Translation Regulation and RNA Granule Formation after Heat Shock of Procyclic Form Trypanosoma brucei: Many Heat-Induced mRNAs Are also Increased during Differentiation to Mammalian-Infective Forms

African trypanosome procyclic forms multiply in the midgut of tsetse flies, and are routinely cultured at 27 degrees C. Heat shocks of 37 degrees C and above result in general inhibition of translation, and severe heat shock (41 degrees C) results in sequestration of mRNA in granules. The mRNAs that are bound by the zinc-finger protein ZC3H11, including those encoding refolding chaperones, escape heat-induced translation inhibition. At 27 degrees C, ZC3H11 mRNA is predominantly present as an untranslated cytosolic messenger ribonucleoprotein particle, but after heat shocks of 37 degrees C-41 degrees C, the ZC3H11 mRNA moves into the polysomal fraction.

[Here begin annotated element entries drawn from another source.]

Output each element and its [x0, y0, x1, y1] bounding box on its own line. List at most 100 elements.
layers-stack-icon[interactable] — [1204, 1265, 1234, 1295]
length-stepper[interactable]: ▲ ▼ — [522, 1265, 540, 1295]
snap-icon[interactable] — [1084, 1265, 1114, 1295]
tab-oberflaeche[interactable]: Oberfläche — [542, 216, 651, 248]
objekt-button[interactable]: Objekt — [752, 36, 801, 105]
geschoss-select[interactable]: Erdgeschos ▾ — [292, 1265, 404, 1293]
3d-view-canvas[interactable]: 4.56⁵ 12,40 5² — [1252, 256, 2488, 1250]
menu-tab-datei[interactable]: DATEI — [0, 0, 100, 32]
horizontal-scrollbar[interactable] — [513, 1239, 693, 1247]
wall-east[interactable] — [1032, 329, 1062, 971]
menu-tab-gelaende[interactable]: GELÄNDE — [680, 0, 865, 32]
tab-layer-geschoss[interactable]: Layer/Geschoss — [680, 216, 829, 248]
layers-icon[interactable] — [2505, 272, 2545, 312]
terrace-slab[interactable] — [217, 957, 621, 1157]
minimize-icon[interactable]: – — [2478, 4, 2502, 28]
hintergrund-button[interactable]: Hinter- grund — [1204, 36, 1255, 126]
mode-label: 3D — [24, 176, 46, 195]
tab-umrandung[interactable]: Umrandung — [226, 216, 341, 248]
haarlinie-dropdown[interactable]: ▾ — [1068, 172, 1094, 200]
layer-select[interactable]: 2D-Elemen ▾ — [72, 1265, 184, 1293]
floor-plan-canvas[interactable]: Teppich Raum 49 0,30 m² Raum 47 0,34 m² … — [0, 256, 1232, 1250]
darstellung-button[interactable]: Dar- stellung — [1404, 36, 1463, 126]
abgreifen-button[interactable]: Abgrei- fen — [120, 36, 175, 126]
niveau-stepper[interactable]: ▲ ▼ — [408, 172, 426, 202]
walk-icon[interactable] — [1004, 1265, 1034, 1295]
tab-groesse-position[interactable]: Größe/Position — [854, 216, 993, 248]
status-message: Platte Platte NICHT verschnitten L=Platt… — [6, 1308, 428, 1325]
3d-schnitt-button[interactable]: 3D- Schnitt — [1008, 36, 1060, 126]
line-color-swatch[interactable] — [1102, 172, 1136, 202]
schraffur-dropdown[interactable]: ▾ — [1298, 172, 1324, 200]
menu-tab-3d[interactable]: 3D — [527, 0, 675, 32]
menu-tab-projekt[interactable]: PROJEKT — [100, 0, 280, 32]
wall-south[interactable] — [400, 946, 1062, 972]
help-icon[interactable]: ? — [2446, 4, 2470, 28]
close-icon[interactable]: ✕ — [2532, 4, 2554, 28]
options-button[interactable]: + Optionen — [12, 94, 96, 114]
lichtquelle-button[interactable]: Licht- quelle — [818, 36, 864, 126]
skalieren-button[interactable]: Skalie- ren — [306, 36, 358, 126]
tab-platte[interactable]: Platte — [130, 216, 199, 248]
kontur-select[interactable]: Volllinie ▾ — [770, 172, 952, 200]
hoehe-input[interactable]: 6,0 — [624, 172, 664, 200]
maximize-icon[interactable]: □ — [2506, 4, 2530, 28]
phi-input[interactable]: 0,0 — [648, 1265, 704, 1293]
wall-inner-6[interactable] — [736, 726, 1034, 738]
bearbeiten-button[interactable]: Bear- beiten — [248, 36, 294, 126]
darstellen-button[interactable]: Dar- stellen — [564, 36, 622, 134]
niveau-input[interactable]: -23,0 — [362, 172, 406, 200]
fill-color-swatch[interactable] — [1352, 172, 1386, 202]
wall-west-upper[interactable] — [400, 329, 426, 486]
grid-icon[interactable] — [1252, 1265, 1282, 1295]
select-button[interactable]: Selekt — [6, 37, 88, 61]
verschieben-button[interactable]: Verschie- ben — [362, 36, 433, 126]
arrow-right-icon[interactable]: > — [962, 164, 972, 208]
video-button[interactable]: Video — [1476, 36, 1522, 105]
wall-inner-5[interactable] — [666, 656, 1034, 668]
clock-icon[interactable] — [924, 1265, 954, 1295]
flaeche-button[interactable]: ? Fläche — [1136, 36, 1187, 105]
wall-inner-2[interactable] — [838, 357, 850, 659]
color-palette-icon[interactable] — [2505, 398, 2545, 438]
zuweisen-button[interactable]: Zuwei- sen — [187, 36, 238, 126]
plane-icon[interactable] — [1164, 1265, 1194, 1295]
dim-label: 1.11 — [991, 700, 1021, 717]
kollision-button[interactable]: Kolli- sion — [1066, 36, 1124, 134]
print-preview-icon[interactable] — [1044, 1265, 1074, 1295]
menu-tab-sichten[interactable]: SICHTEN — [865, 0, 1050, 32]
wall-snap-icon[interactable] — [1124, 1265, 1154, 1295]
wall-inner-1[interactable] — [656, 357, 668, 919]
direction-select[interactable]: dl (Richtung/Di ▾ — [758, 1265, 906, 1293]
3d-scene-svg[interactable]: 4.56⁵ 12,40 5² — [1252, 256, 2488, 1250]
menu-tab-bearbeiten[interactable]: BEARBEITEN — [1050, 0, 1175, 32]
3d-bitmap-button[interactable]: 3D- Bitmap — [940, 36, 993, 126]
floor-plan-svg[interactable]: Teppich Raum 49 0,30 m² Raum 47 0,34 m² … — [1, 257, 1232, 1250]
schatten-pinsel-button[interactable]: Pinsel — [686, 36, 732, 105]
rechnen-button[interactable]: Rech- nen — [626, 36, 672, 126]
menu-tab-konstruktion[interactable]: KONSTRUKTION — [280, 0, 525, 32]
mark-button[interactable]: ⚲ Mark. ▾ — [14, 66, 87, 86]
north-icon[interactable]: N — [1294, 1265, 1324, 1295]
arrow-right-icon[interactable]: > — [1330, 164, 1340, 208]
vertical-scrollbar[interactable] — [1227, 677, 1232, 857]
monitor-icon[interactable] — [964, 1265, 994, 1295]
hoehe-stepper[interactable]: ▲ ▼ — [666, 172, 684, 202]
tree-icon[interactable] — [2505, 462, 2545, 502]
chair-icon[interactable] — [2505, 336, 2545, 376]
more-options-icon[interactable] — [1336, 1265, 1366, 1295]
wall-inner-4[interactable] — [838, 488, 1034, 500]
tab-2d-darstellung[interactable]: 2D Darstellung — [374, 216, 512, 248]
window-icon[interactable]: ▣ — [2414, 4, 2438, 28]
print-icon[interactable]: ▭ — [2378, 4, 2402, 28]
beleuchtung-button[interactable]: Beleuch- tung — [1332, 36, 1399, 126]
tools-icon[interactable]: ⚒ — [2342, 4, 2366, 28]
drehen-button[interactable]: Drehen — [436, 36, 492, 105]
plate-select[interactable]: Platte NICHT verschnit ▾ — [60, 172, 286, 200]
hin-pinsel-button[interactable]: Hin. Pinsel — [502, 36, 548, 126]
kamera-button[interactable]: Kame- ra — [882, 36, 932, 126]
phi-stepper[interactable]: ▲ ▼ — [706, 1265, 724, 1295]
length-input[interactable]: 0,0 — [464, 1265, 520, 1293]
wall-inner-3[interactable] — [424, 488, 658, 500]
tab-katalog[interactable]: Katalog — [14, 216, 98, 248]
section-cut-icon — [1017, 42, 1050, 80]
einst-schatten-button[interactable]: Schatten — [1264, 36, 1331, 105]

To investigate the scope and specificities of heat-shock translational regulation and granule formation, we analysed the distributions of mRNAs on polysomes at 27 degrees C and after 1 hour at 39 degrees C, and the mRNA content of 41 degrees C heat shock granules. We found that mRNAs that bind to ZC3H11 remained in polysomes at 39 degrees C and were protected from sequestration in granules at 41 degrees C. As previously seen for starvation stress granules, the mRNAs that encode ribosomal proteins were excluded from heat-shock granules. 70 mRNAs moved towards the polysomal fraction after the 39 degrees C heat shock, and 260 increased in relative abundance. Surprisingly, many of these mRNAs are also increased when trypanosomes migrate to the tsetse salivary glands. It therefore seems possible that in the wild, temperature changes due to diurnal variations and periodic intake of warm blood might influence the efficiency with which procyclic forms develop into mammalian-infective forms.